Thought leadership is the process of sharing your unique insights, perspectives, opinions and expertise on key issues in your industry – in case of job search for the purpose of attracting recruiters and hiring executives to your candidacy.
♦ WHO SHOULD USE IT: Senior executives and candidates aiming to join the executive ranks. Job seekers with a clear track record of successes in their careers. Anyone seeking to position their career success for the short-, mid-, and long-term.
♦ PROS: This powerful self-marketing strategy helps your target market to find you, and validate your knowledge when compared to other candidates. Most job seekers over-rely on “push” marketing strategies, but thought leadership leverages “pull” marketing to attract your target market toward your candidacy.
♦ CONS: Most candidates needs to get more familiar with this strategy before they can implement it.
♦ USEFUL RESOURCES: “Pull” Self-Marketing Can Attract Your Next Career Opportunity
EXECUTIVE RECRUITERS & SEARCH FIRMS
Shopping your candidacy to recruiters who have been hired by companies to source candidates for their open positions. These firms specialize in recruiting for particular positions within particular fields, including; interim management roles; board positions; opportunities within business consulting, venture capital, and private equity firms etc.
♦ WHO SHOULD USE IT: Candidates who can document high achievements for the types of positions they are pursuing. Candidates who are not in a hurry and who have limited time for the above tactics. Candidates who are unable to network because their target industry is too small.
♦ PROS: If you are able to form a relationship with one or more recruiters in your target industry(ies), they can be powerful allies in your search for a new job. They know the market and have access to connections and information that you don’t.
♦ CONS: Recruiters mainly work with jobs that are publicized outside the company; hence this strategy aims for the visible job market. Recruiters find people for jobs, not the other way around. Their ability to help is therefore based on their current openings.
♦ USEFUL RESOURCES: Consider becoming a member at www.BlueSteps.com to connect with retained executive recruiters and find international job opportunities. BlueSteps also provides webinars and blogs that are jam-packed with job search information specially targeted to international job search. (Use promo code Berge20 to get a 20% discount on your lifelong membership). See the Riley Guide’s short list of quality recruiters and BlueSteps’s posts How to Best Approach Executive Recruiters & Executive Search vs Contingent Recruiters.

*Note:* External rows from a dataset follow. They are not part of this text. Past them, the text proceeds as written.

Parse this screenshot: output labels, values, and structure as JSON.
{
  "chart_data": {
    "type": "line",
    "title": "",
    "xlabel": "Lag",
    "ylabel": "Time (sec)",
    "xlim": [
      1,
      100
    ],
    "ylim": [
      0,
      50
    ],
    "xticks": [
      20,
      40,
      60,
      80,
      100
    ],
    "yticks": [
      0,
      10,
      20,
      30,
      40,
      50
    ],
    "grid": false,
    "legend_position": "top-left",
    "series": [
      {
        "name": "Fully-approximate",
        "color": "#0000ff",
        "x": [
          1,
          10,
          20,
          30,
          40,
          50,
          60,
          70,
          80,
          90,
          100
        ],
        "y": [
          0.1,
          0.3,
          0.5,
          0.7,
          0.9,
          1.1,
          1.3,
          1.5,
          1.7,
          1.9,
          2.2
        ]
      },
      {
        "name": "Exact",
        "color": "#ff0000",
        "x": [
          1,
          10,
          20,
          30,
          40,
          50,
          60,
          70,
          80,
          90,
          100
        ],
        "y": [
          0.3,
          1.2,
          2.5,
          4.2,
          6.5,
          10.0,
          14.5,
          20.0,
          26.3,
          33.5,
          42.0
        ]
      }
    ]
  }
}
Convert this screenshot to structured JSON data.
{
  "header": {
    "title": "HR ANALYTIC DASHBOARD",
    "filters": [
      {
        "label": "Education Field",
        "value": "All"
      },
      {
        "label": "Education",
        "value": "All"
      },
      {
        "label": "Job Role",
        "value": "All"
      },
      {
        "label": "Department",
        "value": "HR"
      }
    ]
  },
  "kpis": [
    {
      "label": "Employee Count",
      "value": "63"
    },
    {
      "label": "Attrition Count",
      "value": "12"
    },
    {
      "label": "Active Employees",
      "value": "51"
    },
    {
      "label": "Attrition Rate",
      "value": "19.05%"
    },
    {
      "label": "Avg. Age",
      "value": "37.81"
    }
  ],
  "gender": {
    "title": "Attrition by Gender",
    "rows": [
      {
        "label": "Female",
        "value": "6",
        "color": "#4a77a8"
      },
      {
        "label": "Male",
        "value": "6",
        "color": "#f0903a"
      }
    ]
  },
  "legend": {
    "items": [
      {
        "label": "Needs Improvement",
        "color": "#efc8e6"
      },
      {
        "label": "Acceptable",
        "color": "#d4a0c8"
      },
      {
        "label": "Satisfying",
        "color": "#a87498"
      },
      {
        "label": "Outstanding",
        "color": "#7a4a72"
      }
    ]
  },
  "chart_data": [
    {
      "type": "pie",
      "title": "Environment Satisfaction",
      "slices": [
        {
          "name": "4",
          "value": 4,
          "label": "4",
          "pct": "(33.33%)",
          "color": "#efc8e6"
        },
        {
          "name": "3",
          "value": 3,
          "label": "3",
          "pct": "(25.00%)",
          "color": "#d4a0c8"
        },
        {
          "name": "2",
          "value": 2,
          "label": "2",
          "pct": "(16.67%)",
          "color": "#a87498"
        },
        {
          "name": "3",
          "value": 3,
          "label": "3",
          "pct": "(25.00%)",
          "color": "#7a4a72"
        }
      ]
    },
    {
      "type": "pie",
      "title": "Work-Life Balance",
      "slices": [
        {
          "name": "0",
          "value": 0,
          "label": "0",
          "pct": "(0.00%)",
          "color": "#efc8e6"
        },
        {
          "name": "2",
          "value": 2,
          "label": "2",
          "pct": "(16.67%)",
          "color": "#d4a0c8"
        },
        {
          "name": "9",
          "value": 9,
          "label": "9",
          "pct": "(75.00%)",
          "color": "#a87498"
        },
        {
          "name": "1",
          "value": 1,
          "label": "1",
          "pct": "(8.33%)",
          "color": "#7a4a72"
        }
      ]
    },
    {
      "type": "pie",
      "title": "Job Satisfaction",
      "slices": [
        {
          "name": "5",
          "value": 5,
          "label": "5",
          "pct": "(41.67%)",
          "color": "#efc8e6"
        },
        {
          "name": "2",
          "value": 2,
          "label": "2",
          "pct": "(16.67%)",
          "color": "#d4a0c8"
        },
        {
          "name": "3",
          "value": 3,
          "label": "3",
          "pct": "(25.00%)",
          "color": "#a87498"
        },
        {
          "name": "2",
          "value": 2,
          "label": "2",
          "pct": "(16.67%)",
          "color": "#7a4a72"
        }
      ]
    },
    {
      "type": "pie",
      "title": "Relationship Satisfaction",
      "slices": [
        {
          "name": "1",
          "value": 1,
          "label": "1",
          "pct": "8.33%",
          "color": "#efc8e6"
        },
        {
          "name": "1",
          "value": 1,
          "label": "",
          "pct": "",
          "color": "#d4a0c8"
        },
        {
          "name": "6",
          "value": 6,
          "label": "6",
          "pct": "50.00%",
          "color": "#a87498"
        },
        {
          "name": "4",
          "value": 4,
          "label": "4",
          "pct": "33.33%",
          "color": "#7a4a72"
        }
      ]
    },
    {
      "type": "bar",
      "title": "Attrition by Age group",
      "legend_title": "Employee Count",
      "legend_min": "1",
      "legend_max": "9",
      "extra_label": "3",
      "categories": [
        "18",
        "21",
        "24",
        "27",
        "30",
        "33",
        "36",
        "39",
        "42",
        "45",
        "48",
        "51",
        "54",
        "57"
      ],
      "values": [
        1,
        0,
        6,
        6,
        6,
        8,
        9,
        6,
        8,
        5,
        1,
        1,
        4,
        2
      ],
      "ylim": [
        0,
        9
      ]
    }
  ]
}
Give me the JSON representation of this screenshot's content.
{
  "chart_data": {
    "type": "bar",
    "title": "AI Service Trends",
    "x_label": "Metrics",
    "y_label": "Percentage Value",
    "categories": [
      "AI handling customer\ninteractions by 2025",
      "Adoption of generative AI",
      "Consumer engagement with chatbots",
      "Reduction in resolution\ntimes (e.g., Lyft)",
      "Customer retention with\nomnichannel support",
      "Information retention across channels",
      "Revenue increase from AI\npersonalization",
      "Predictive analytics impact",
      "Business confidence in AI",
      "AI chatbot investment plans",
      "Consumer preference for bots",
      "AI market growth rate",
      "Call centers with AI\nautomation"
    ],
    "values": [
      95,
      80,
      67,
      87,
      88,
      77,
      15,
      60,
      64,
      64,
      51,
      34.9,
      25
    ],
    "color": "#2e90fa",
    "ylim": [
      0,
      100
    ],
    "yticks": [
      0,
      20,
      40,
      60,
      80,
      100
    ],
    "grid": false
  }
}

If you’re a booming executive seeking more flexibility you might want to consider your own consulting business. Management and technical consulting is one of the fastest growing industries.
♦ WHO SHOULD USE IT: Executives with specific industry expertise or expansive management experience. Independent consulting and assignment-based partnering can be a great option either as a gap-filler or as a testing ground for folks considering to plunge deeper into entrepreneurship in the consulting arena.
♦ PROS: Flexibility, autonomy, exposure to varied clients, environments and challenges, potentially high profit margins. Many companies prefer hiring consultants – it’s safer for them and they can check you out first before they consider hiring you full time.
♦ CONS: Uncertainty, varied income, increased vulnerability due to market conditions. You will have to market your business.